Personalise, Filter and Rank Content
Finally, when our chosen technology platform offers us features to both personalise the delivery of content and provide search results with any degree of smarts regarding ranking and relevance, we should use them. Its often seen as extra effort to configure these, maybe a ‘nice to have’, but the impact to the user experience in locating information and having confidence in it can be profound.
There are too many features to cover here exhaustively and many technicalities to deal with depending on the platform.
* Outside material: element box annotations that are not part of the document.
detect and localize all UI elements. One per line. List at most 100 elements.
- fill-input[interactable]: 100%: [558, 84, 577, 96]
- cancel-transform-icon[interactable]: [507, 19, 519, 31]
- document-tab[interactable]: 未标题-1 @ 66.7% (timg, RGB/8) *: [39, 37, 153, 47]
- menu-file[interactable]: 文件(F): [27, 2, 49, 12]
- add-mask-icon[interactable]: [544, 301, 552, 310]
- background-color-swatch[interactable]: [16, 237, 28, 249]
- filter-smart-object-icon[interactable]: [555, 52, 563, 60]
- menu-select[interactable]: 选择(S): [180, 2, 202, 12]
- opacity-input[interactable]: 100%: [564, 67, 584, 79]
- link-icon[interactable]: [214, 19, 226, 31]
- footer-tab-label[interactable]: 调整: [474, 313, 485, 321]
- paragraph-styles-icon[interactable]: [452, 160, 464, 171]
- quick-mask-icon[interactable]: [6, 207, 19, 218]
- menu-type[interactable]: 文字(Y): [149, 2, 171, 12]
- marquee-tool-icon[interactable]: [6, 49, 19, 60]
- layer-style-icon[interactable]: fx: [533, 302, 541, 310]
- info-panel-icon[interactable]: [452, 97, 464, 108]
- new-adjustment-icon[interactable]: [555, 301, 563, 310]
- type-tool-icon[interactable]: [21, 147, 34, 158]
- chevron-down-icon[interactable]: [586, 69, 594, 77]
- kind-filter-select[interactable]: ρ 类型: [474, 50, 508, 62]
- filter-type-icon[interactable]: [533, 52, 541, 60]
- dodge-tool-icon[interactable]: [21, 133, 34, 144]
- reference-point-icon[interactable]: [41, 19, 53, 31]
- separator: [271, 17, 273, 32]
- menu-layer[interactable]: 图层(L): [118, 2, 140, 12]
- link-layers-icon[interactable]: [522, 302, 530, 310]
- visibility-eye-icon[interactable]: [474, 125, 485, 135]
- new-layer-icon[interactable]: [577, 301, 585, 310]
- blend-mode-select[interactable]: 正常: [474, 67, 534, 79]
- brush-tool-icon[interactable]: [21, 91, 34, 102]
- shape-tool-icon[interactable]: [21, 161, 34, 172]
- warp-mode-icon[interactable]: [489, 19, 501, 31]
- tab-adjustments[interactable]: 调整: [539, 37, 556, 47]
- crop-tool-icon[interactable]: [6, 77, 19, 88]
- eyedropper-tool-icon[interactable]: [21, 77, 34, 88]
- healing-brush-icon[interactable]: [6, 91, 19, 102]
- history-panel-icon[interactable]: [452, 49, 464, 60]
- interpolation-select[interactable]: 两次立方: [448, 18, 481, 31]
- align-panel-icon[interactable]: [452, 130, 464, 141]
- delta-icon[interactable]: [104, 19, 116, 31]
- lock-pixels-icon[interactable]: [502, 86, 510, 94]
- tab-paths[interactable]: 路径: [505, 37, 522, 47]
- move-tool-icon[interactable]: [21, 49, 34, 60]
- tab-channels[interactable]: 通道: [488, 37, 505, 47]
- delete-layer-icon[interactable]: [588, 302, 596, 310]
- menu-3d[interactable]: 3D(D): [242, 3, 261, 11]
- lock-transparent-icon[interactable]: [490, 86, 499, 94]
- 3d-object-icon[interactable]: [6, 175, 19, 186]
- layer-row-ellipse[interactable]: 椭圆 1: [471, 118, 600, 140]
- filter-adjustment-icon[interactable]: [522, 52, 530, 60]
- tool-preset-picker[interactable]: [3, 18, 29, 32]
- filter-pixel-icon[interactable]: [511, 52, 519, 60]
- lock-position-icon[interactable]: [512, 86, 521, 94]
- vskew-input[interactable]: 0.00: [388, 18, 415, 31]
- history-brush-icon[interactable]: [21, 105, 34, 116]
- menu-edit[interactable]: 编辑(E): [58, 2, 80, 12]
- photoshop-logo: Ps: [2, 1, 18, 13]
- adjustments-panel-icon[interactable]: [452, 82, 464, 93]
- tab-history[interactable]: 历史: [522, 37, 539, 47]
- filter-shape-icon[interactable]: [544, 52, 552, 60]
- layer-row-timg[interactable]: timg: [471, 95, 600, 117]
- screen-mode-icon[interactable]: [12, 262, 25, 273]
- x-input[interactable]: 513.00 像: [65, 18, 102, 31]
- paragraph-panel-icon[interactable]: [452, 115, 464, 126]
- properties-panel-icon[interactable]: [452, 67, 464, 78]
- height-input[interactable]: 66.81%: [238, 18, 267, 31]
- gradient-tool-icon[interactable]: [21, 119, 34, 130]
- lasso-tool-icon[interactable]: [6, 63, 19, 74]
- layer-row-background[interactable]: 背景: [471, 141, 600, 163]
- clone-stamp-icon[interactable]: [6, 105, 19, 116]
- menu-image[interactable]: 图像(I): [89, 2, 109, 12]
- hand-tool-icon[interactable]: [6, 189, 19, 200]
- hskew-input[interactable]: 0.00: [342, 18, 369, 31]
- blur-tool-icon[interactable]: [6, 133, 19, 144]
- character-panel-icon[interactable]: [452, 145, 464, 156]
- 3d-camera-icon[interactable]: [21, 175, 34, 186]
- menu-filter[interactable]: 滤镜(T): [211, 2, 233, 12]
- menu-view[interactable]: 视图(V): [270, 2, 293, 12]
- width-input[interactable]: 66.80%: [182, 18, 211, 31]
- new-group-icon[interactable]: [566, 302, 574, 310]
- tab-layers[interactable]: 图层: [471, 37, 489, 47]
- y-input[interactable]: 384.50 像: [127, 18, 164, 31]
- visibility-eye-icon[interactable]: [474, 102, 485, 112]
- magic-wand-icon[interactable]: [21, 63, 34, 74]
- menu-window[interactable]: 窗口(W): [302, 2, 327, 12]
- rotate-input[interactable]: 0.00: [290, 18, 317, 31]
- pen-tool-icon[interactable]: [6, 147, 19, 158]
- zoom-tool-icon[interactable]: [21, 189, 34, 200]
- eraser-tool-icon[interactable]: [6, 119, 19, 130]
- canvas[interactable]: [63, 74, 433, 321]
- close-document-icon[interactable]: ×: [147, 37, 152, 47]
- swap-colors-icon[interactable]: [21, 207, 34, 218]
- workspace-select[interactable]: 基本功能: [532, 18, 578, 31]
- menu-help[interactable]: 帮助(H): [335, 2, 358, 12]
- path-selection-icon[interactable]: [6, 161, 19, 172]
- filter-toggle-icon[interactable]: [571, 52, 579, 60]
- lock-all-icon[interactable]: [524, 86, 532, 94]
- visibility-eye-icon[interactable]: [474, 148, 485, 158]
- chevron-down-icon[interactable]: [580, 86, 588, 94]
However, some features to look for include:
- Best bets – the ability to ensure some items always make it to the top of results for a given search phrase
- Predictive search – this is where the search box displays frequent searches matching your phrase, or the result sets filter as you type
- Ranking – some search engines can use a formula across a mix of criteria to develop a ranking for results
- Refiners – refiners are filters and can be used in different ways, such as removing results older than a certain age
- Saved Searches – not all platforms offer this but its great when a user can access commonly used searches
- Audience Targeting – some platforms allow content to be filtered to a user based on characteristics such as location or role. This can really help weed out the noise when done properly.
Creating content assurance is about understanding what people need to see when browsing or searching for content. We cannot rely on plain text listings overflowing with ungrouped, uncategorised items all displayed the same way and lacking anything more than a title, blurb and link. A sensible information architecture, attention to content display standards and leverage of platform feature sets will go a long way to raising a users confidence.